Common DNA tests should be performed in a service laboratory that is subject to quality assurance testing. Although clinical testing is sometimes performed in research laboratories, the results must be used cautiously. Confirming a clinical impression of a genetic disorder based on a research DNA test differs considerably from basing medical and prenatal decisions on a research-based DNA test. A geneticist will be helpful in performing and coordinating clinical and research-based DNA testing.
Informed consent is necessary for most DNA tests, especially those performed on a prenatal or presymptomatic basis.
To give informed consent, the patient and family must be aware of potential repercussions. As previously mentioned, nonpaternity could be disclosed by linkage testing.
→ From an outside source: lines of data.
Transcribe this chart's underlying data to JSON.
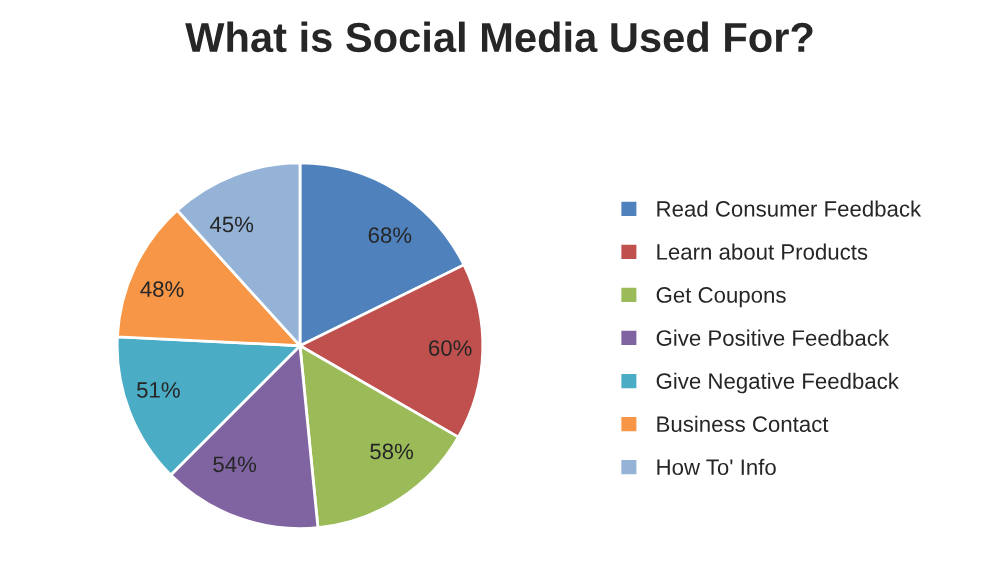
{
  "chart_data": {
    "type": "pie",
    "title": "What is Social Media Used For?",
    "categories": [
      "Read Consumer Feedback",
      "Learn about Products",
      "Get Coupons",
      "Give Positive Feedback",
      "Give Negative Feedback",
      "Business Contact",
      "How To' Info"
    ],
    "values": [
      68,
      60,
      58,
      54,
      51,
      48,
      45
    ],
    "colors": [
      "#4f81bd",
      "#c0504d",
      "#9bbb59",
      "#8064a2",
      "#4bacc6",
      "#f79646",
      "#95b3d7"
    ],
    "value_labels": [
      "68%",
      "60%",
      "58%",
      "54%",
      "51%",
      "48%",
      "45%"
    ],
    "legend": "right"
  }
}
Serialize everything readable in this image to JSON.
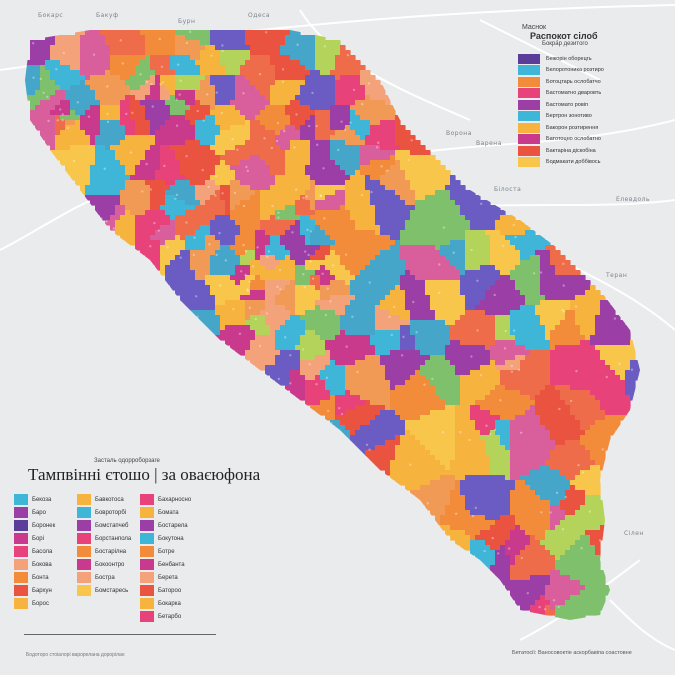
{
  "map": {
    "place_labels": [
      "Бокарс",
      "Бакуф",
      "Бурн",
      "Одеса",
      "Ворона",
      "Варена",
      "Білоста",
      "Елевдоль",
      "Теран",
      "Сілен"
    ],
    "palette": [
      "#f28c3b",
      "#e8427a",
      "#9b3fa7",
      "#3fb6d8",
      "#f6b33e",
      "#e9533f",
      "#f3a27a",
      "#c93a8c",
      "#6a5cc2",
      "#f7c64b",
      "#ef6c4a",
      "#d95f9c",
      "#7ec06b",
      "#b4d35a",
      "#45a6c9",
      "#f19a56"
    ],
    "roads_color": "#ffffff",
    "water_color": "#e9ebec"
  },
  "legend_top_right": {
    "title_small": "Маснок",
    "title": "Распокот сілоб",
    "subtitle": "Бокра́р дезитого",
    "items": [
      {
        "label": "Бежорін оборецгь",
        "color": "#5b3c9b"
      },
      {
        "label": "Белоротоника розтиро",
        "color": "#3fb6d8"
      },
      {
        "label": "Ботоцтарь ослобатчо",
        "color": "#f28c3b"
      },
      {
        "label": "Бастоматно дваровть",
        "color": "#e8427a"
      },
      {
        "label": "Бастомато ровіп",
        "color": "#9b3fa7"
      },
      {
        "label": "Бертрон зонотиво",
        "color": "#3fb6d8"
      },
      {
        "label": "Бакорон розтирення",
        "color": "#f6b33e"
      },
      {
        "label": "Батотоцно ослобатно",
        "color": "#c93a8c"
      },
      {
        "label": "Бактаріна діскобіна",
        "color": "#e9533f"
      },
      {
        "label": "Бодмакати доббівось",
        "color": "#f7c64b"
      }
    ]
  },
  "legend_bottom_left": {
    "subtitle": "Засталь одорроборзаге",
    "title": "Тампвінні єтошо | за оваєюфона",
    "col1": [
      {
        "label": "Бекоза",
        "color": "#3fb6d8"
      },
      {
        "label": "Баро",
        "color": "#9b3fa7"
      },
      {
        "label": "Боронек",
        "color": "#5b3c9b"
      },
      {
        "label": "Борі",
        "color": "#c93a8c"
      },
      {
        "label": "Басола",
        "color": "#e8427a"
      },
      {
        "label": "Бокова",
        "color": "#f3a27a"
      },
      {
        "label": "Бонта",
        "color": "#f28c3b"
      },
      {
        "label": "Бархун",
        "color": "#e9533f"
      },
      {
        "label": "Борос",
        "color": "#f6b33e"
      }
    ],
    "col2": [
      {
        "label": "Бавкотоса",
        "color": "#f6b33e"
      },
      {
        "label": "Бовроторбі",
        "color": "#3fb6d8"
      },
      {
        "label": "Бомстапчеб",
        "color": "#9b3fa7"
      },
      {
        "label": "Борстанпола",
        "color": "#e8427a"
      },
      {
        "label": "Бостарілна",
        "color": "#f28c3b"
      },
      {
        "label": "Бокоонтро",
        "color": "#c93a8c"
      },
      {
        "label": "Бостра",
        "color": "#f3a27a"
      },
      {
        "label": "Бомстаресь",
        "color": "#f7c64b"
      }
    ],
    "col3": [
      {
        "label": "Бахарносно",
        "color": "#e8427a"
      },
      {
        "label": "Бомата",
        "color": "#f6b33e"
      },
      {
        "label": "Бостарела",
        "color": "#9b3fa7"
      },
      {
        "label": "Бокутона",
        "color": "#3fb6d8"
      },
      {
        "label": "Ботре",
        "color": "#f28c3b"
      },
      {
        "label": "Бенбанта",
        "color": "#c93a8c"
      },
      {
        "label": "Берета",
        "color": "#f3a27a"
      },
      {
        "label": "Батороо",
        "color": "#e9533f"
      },
      {
        "label": "Бокарка",
        "color": "#f6b33e"
      },
      {
        "label": "Бетарбо",
        "color": "#e8427a"
      }
    ]
  },
  "source_right": "Бетатосії: Ваносовоктіе аскорбавіпа соастовне",
  "source_left": "Бодоторо стоіалорі варорелана дорорілан"
}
Patients can become uninsurable with respect to life or health insurance if results are positive.
Although a few laws exist to protect patients, they vary from state to state and have not been legally challenged. Physicians must also be aware of potential psychologic repercussions such as survivor guilt, effect on future life plans, and the effect on the relationships among family members. Relatively few published articles have dealt with the psychologic effects of DNA testing, especially when presymptomatic DNA testing is being considered for adult-onset disorders. A positive test result may negatively affect self-esteem and may affect how the person is viewed within the family. Moreover, the minor has lost the “right not to know.” Until recently, little had been written about the rights of minors relative to presymptomatic DNA testing.
Physicians must also be aware of the need to maintain privacy of family members. This may be relatively easy with mutation analysis because family members can receive their test results individually and can choose whether to share the information with other family members. With linkage analysis, explaining test results can be difficult if one family member does not want his status disclosed. Finally, with widespread use of DNA testing, population-based DNA screening will be possible. This strategy may create potential for discrimination and stigmatization.
DNA-based testing will continue to expand and offer physicians an important opportunity to make diagnoses and develop more appropriate management plans for patients. Nonetheless, the potential pitfalls of this new and exciting technology must be recognized. Unintended information may be obtained, and patients may be at risk for discrimination in employment and may have difficulty in obtaining health and life insurance. Interpretation of DNA test results can be difficult and is affected by such issues as a person's ethnic background, availability of blood from various family members, and reliability of the diagnosis. Thus, the ordering of DNA tests may be more complicated than that of other types of diagnostic studies available to physicians.